それは企業文化だけでなく個人のキャリア設計に関してもそうで、たくさんの若者たちから相談を受けてきましたが、自分の人生こうだなと決めてプラン通りにするなんて基本的に無理ですよね(笑)。キャリア設計にそって頑張るのもいいけど、状況はめちゃくちゃ変化していくから、そこに対応できるように備えておくのがいいと思っています。牛尾さんならキャリアに悩む若い世代にどんなアドバイスをしますか?
つらい思いをして仕事をするなんてナンセンス
牛尾 例えば、組織文化とのアンマッチを感じていたりするなら、これはもうup to you(あなた次第)。会社に残って頑張りたいと思うならそれもいいし、こんな上司の相手なんかしてられるかって思ったらさっさと辞めたらいい。自分の心に問いかけてみて、どちらが自分の好みかで、あまり気にせずにジャッジしたらいいと思う。それが間違っていても修正したらいいだけだし。
けんすう 僕だったら転職しますね(笑)。組織の環境を変えるのもいいけど、やっぱりすごく時間がかかるし、そこに10年いたいと思えるか次第ですね。例えば、新卒3年目くらいなら、いろんな会社を見て自分に合う所を探した方が早いと思います。
牛尾 それも賢い考え方だと思います。あと、もうひとつアドバイスがあるとすれば、外のコミュニティをもつといいということ。社外のコミュニティでいろいろな人に会うとより大きな視点が得られて、悩みを相談できたり判断がうまくできたりしますから、超オススメです。
最後に言いたいのは「ハッピーになってくれ」それだけですね。自分がつらい思いをして仕事をするなんてナンセンス。人は幸せになるために働くのだから「君がハッピーだったら、すべてそれでOK!」。
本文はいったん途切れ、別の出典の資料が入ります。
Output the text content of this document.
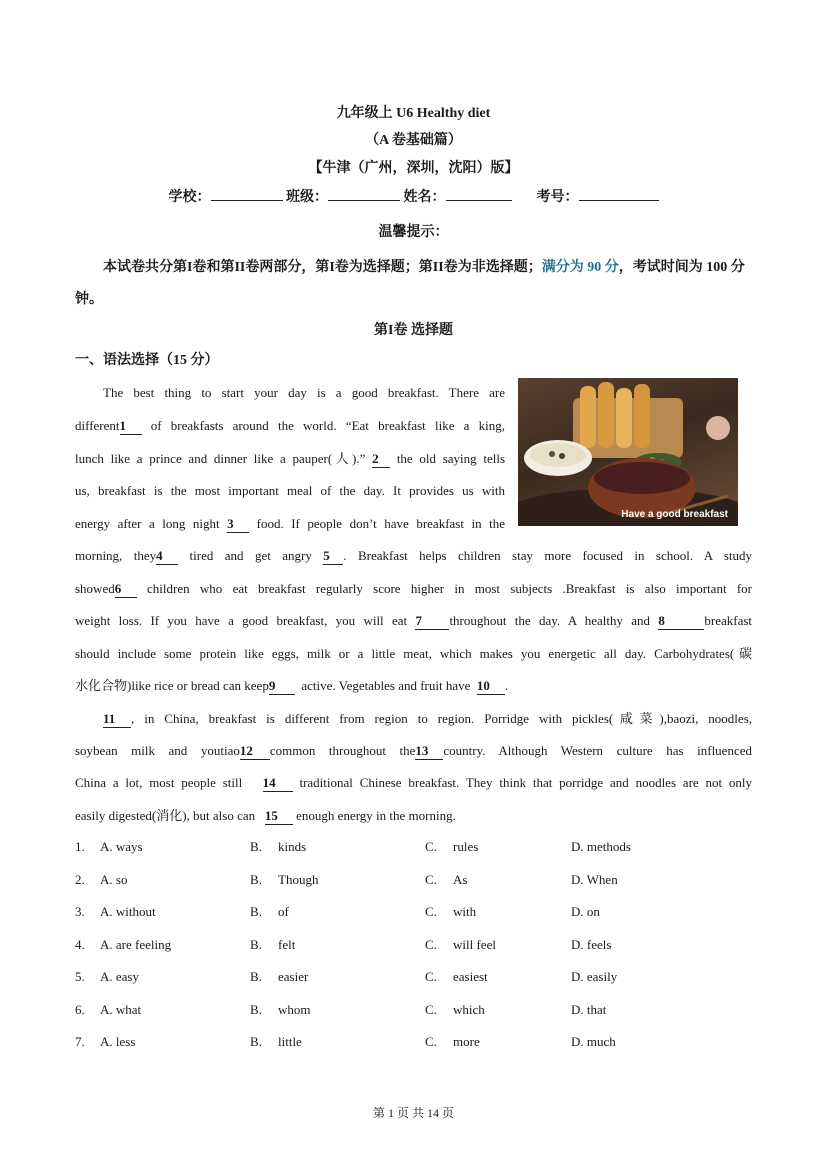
九年级上 U6 Healthy diet
（A 卷基础篇）
【牛津（广州，深圳，沈阳）版】
学校：	班级：	姓名：	考号：
温馨提示：
本试卷共分第I卷和第II卷两部分，第I卷为选择题；第II卷为非选择题；满分为 90 分，考试时间为 100 分钟。
第I卷 选择题
一、语法选择（15 分）
Have a good breakfast
The best thing to start your day is a good breakfast. There are
different1 of breakfasts around the world. “Eat breakfast like a king,
lunch like a prince and dinner like a pauper(人).” 2 the old saying tells
us, breakfast is the most important meal of the day. It provides us with
energy after a long night 3 food. If people don’t have breakfast in the
morning, they4 tired and get angry 5 . Breakfast helps children stay more focused in school. A study
showed6 children who eat breakfast regularly score higher in most subjects .Breakfast is also important for
weight loss. If you have a good breakfast, you will eat 7 throughout the day. A healthy and 8	breakfast
should include some protein like eggs, milk or a little meat, which makes you energetic all day. Carbohydrates(碳
水化合物)like rice or bread can keep9 active. Vegetables and fruit have 10 .
11 , in China, breakfast is different from region to region. Porridge with pickles(咸菜),baozi, noodles,
soybean milk and youtiao12 common throughout the13 country. Although Western culture has influenced
China a lot, most people still 14 traditional Chinese breakfast. They think that porridge and noodles are not only
easily digested(消化), but also can 15 enough energy in the morning.
1. A. ways	B. kinds	C. rules	D. methods
2. A. so	B. Though	C. As	D. When
3. A. without	B. of	C. with	D. on
4. A. are feeling	B. felt	C. will feel	D. feels
5. A. easy	B. easier	C. easiest	D. easily
6. A. what	B. whom	C. which	D. that
7. A. less	B. little	C. more	D. much
第 1 页 共 14 页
けんすう いいアドバイスですね! 今日は刺激的なお話をありがとうございました。
牛尾 こちらこそ、ありがとうございました。
(誠品生活日本橋にて)
牛尾剛(うしお・つよし)
1971年、大阪府生まれ。米マイクロソフトAzure Functionsプロダクトチーム シニアソフトウェアエンジニア。シアトル在住。関西大学卒業後、大手SIerでITエンジニアとなり、2009年に独立。アジャイル、DevOpsのコンサルタントとして数多くのコンサルティングや講演を手掛けてきた。2015年、米国マイクロソフトに入社。エバンジェリストとしての活躍を経て、2019年より米国本社でAzure Functionsの開発に従事する。著作に『ITエンジニアのゼロから始める英語勉強法』などがある。ソフトウェア開発の最前線での学びを伝えるnoteが人気を博す。
けんすう(古川健介)
1981年生まれ。起業家、エンジェル投資家、アル株式会社代表取締役。浪人時代に受験情報掲示板「ミルクカフェ」を開設。在学中に、レンタル掲示板「したらばJBBS」を運用するメディアクリップの社長に就任。同システムは後にライブドア社に売却。新卒でリクルートに入社後、起業してハウツーサイトの「nanapi」をリリースし、2014年にnanapiをKDDIへM&Aされる。翌2015年にKDDI傘下に設立されたSupeship社の取締役に就任。2018年にアル株式会社を創業、マンガ情報共有サービス「アル」を手がける。現在、きせかえできるNFT「sloth」、成長するNFT「marimo」などを手がけている。